Cette nomination de l’ex chef de l’opposition sénégalaise au poste de premier ministre, était le dernier chapitre d’un long parcours parfois tumultueux, qui l’avait conduit à être radié de la fonction publique et à passer plusieurs mois en prison.
En plus d’avoir largement dominé dans les urnes avec 54,28 % des suffrages, PBDF est le premier opposant sénégalais à réaliser une alternance dès le premier tour.
Une nouvelle alternance qui redéfinit le paysage politique actuel au Sénégal.

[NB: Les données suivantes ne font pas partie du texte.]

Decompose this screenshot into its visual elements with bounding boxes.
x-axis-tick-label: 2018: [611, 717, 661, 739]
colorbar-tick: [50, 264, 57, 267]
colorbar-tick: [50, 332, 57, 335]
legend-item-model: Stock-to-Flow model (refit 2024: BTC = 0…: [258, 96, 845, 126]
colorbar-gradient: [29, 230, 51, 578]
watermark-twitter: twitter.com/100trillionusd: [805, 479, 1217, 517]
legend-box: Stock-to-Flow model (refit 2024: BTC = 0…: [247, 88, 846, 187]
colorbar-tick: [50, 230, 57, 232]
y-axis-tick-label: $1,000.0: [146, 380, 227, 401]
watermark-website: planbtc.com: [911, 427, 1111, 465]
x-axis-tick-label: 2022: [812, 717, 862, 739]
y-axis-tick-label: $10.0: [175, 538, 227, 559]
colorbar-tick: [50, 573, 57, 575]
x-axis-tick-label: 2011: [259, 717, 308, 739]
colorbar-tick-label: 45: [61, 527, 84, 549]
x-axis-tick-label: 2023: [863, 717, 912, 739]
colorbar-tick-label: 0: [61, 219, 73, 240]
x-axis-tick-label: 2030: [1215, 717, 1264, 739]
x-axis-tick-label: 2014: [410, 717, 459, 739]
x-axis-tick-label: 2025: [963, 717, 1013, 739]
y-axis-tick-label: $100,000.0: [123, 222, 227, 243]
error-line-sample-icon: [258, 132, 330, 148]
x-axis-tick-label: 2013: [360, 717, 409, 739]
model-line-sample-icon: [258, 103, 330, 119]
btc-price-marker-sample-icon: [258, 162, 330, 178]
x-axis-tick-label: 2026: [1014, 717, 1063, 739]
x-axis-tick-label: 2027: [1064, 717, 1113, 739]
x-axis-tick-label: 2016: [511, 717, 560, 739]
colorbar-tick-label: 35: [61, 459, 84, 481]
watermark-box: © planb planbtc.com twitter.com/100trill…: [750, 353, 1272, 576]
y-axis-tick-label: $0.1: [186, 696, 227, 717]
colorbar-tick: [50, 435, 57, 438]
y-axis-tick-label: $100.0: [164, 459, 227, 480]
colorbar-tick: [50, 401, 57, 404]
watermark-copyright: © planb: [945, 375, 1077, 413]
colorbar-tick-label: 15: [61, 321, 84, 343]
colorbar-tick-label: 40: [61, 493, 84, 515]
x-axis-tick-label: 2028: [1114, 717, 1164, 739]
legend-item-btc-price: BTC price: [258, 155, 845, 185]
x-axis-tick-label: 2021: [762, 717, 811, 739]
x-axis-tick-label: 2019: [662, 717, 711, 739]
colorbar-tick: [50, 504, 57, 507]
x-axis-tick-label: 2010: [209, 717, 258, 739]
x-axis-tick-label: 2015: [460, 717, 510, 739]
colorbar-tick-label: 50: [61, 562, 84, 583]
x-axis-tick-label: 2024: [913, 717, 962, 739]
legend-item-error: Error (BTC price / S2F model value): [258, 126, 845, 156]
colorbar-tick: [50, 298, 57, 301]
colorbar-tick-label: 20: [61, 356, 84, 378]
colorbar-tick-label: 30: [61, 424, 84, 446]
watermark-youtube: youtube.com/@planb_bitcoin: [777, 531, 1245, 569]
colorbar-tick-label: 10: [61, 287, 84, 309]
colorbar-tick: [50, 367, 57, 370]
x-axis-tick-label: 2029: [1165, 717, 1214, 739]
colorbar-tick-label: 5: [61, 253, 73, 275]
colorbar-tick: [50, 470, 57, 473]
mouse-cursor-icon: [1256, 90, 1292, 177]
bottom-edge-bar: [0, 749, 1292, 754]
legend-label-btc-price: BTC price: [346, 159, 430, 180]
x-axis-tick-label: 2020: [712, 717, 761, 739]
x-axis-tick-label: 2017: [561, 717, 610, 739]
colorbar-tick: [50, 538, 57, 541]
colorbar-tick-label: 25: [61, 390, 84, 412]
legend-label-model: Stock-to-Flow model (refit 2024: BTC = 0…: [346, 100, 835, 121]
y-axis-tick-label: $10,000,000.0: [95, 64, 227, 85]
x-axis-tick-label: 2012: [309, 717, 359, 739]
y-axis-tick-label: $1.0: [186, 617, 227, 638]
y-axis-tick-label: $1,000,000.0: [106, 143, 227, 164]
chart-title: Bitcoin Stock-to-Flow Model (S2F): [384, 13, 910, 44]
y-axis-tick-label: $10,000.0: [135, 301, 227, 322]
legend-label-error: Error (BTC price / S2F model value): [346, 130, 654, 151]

PROS est un chef de parti qui est dans son rôle pour être candidat à l’élection présidentielle de 2029.
C’est dire que tout parti politique concoure à l’expression du pouvoir politique.
Ensuite, Il a intérêt à sauver sa peau pour être clean et avoir avec lui tous les atouts et l’adhésion du peuple sénégalais autour de son projet qu’il a porté pour le Sénégal.
Nous faisons allusions aux dossiers de « patate chaude » ; à la dette du Sénégal, à la cherté de la vie au Sénégal, procès des dignitaires de l’ancien régime, et les retombées du pétrole et du gaz entre autres etc…
Du coup, avec ce projet, il faut que, l’acteur principal, du moins l’initiateur, puisse avoir tous les moyens pour sa mise en œuvre et son suivi.
Il ne suffit pas d’avoir les moyens de sa politique mais il faut aussi avoir la politique de ses moyens.
Donc quel est le souci majeur dans les interactions entre la primature et le palais de la république?
“Pourquoi cette haine contre Ousmane Sonko ? Parce que ces gens pensent que je suis le verrou qui les empêche d’atteindre leur objectif. Ne vous détrompez pas, tout ce qui les intéresse c’est le pouvoir“, a-t-il lancé.
Devant ses militants et des cadres du Pastef , Sonko s’est exprimé en wolof, avec un ton incisif et un style qui a fait la réputation de l’ex-opposant.
Il a fustigé « les pressions, manipulations et tentatives de division » dont il dit être la cible, tout en réaffirmant son engagement aux côtés du président Bassirou Diomaye Faye.
Le Premier ministre a laissé entendre que, s’il était à la place du président, il aurait adopté une approche plus ferme face à ce qu’il considère comme des dérives verbales. Ces derniers mois, il a été accusé par des activistes, des opposants et des membres de la société civile de vouloir faire taire toute voix discordante au Sénégal.
“Le peuple sénégalais ne nous a pas élu pour qu’on cherche à plaire à la société civile ou à l’opposition”, a-t-il dit Ousmane Sonko.